# Thread: find sample mean and S.D

1. ## find sample mean and S.D

Suppose a random sample of n=36 observations is selected from a population that has normal distribution with mean 106 and standard deviation 12.

a) Give the mean and the standard deviation of the sample mean X bar.

b) find the probability that X bar exceeds 108.

c) Find the probability that the sample mean deviates from the population mean by less than 3.

I dun quite understand part a and part c, isn't the sample mean same a the population mean? How about the standard deviation, which formula shud I use?

For part b, I use P(X bar >= 108)= P(z>=108-106/(12/square root of 30)), is this correct?

2. ## Re: find sample mean and S.D

Part b) looks good but 36 is in the square root, not 30.

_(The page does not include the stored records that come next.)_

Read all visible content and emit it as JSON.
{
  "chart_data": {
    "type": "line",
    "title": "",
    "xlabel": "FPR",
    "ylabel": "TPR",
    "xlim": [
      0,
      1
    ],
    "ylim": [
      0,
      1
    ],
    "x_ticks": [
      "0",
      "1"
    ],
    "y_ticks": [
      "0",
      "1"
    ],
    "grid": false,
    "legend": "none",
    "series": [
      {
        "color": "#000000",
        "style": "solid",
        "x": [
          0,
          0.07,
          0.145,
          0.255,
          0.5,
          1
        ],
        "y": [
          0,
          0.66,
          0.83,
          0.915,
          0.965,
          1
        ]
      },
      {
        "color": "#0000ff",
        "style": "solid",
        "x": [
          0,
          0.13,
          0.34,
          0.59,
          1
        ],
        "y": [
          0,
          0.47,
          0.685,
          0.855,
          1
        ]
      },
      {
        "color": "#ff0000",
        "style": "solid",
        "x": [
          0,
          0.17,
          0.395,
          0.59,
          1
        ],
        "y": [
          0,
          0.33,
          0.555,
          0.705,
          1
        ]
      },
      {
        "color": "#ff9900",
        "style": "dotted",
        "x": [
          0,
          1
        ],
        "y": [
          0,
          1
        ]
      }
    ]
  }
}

For part a) $\displaystyle \displaystyle \mu_{\bar{x}} = \mu , \sigma_{\bar{x}} = \frac{\sigma}{\sqrt{n}}$

3. ## Re: find sample mean and S.D

Originally Posted by pickslides
Part b) looks good but 36 is in the square root, not 30.

For part a) $\displaystyle \displaystyle \mu_{\bar{x}} = \mu , \sigma_{\bar{x}} = \frac{\sigma}{\sqrt{n}}$
thanks a lot, so for part c, do I just follow part b to find: P(z<3)=p(<=2)?